Jalan Masuk ke Masjid Ditutup Pihak Hotel, Warga Naik Tangga Demi Sholat Berjamaah

Jalan Masuk ke Masjid Ditutup Pihak Hotel, Warga Naik Tangga Demi Sholat Berjamaah

Jalan Masuk ke Masjid Ditutup Pihak Hotel, Warga Naik Tangga Demi Sholat Berjamaah


Umat Islam yang berdomisili di Jalan Bhayangkara RW 08, Kelurahan Sumur Pecung, Kota Serang, Banten, harus memanjat pagar menggunakan tangga untuk melaksanakan sholat berjamaah lima waktu di Masjid Al Istiqomah, Jumat (28/8).

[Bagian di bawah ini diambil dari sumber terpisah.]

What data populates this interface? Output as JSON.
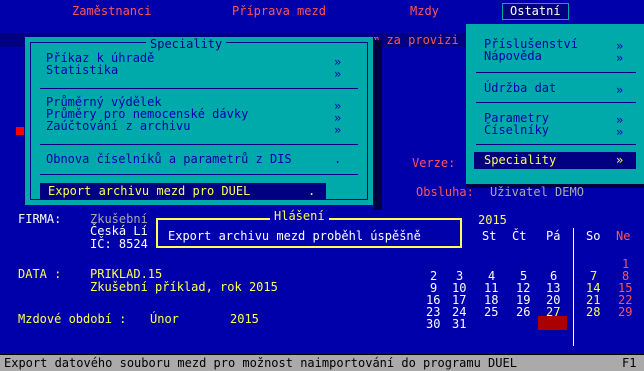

Aksi panjat pagar tersebut terpaksa dilakukan warga sekitar akibat jalan masuk menuju masjid ditutup oleh salah satu hotel mewah di Kota Serang.

Selain memasang tangga untuk melalui akses menuju Masjid, Penduduk sekitar juga memasang sebuah spanduk bertuliskan Masjid Al Istiqomah Berdiri di Atas Tanah Wakaf Sah Nomor 308/31/1006/XXI/85.

Hal tersebut dilakukan sebagai bentuk protes terhadap pihak hotel yang telah menutup jalan masuk menuju ke masjid.

Kondisi seperti itu telah berjalan lebih dari tiga Minggu. Tidak hanya akses jalan ditutup, listrik di masjid juga diputus oleh pihak hotel.

Kini mereka terpaksa menggunakan diesel, agar dapat menghidupkan aliran listrik di masjid yang telah berdiri selama puluhan tahun tersebut.

Ketua RW 08 Ahmad mengatakan, pada Sabtu (7/8) lalu, menerima informasi dari warga bahwa ada aktivitas pengelasan pintu gerbang menuju masjid.

“Saya datang dan menanyakan kenapa ditutup, karena masjid Al Istiqomah itu milik masyarakat umum dan berdiri di atas tanah wakaf,” kata Ahmad.

Pihak hotel yang diwakili oleh kuasa hukumnya, menjelaskan bahwa penutupan pintu pagar merupakan perintah. Ahmad selaku keta RW kemudian meminta pihak hotel memberikan jalan agar umat Islam sekitar bisa melaksanakan ibadah dan kegiatan keagamaan lainnya di masjid tersebut.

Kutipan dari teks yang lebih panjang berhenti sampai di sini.